Guillaume devint blême de fureur. Il s’écria :

— Dieu, dont le salut du monde dépend, qui daignas te cacher dans les flancs de la Vierge et souffrir, le martyre de la croix pour sauver le genre humain, préserve-moi de la mort et ne permets point à ces Sarrasins de nous tuer !

Lorsqu’Arragon entendit ces paroles et sut à quoi s’en tenir sur les trois compagnons, il s’avança vers eux et dit :

— Sire Guillaume, vous êtes découvert. Par Mahomet ! c’est pour votre malheur que vous avez passé le Rhône.

Tous trois vous mourrez, et vos cendres et vos os seront dispersés au quatre vents. Pour ce donjon tout plein d’or fin, je ne laisserais de vous brûler vifs.
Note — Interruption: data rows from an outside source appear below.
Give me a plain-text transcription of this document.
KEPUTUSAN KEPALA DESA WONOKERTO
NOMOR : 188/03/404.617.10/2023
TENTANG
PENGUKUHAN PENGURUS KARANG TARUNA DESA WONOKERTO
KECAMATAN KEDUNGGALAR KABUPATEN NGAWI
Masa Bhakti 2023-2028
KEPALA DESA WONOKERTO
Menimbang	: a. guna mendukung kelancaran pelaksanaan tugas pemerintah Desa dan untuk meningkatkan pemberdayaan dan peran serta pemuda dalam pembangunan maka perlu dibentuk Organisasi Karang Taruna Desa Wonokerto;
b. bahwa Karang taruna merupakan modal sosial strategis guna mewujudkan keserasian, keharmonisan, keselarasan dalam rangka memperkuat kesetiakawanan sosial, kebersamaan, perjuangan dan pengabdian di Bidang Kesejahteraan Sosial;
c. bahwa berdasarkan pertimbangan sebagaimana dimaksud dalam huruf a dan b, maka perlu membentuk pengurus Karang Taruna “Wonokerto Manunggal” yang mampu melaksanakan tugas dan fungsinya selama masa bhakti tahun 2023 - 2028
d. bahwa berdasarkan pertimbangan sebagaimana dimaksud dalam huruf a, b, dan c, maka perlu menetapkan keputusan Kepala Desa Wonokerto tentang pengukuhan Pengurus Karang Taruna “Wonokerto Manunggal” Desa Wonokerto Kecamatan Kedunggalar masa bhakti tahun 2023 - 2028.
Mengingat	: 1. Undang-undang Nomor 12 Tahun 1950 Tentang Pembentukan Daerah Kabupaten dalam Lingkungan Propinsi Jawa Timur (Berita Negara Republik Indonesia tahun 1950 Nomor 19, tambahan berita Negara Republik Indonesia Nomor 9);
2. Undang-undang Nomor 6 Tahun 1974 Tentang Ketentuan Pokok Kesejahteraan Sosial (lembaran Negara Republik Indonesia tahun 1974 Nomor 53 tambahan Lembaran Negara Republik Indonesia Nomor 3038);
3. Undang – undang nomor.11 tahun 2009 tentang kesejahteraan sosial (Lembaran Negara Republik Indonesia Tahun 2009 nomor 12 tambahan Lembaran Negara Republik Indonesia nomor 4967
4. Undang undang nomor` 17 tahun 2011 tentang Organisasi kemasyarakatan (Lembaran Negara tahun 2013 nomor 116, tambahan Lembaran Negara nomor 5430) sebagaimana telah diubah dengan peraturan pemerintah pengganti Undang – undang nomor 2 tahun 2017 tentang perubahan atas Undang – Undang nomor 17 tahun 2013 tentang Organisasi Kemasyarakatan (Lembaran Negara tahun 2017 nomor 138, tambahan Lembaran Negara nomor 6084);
À ces paroles Guillaume, qui aurait voulu être à Rheims ou à Laon, devint tout rouge et Guibelin se tordit les mains et s’arracha les cheveux en se voyant découvert.

Après avoir de nouveau invoqué l’assistance de Dieu, il saisit à deux mains son grand et gros bourdon et en donna un coup si formidable au traitre Salatré, qui les avait dénoncés au roi Arragon, qu’il fit jaillir sa cervelle jusqu’au plafond.

Gilbert de son côté se jeta sur Quarré et lui bouta son bourdon dans le ventre de manière à le percer de part en outre. Quand il le vit tomber mort à ses pieds, il s’écria :

— Monjoie ! barons, en avant et frappez ! Puisqu’il nous faudra mourir, vendons cher notre vie, tant qu’elle dure.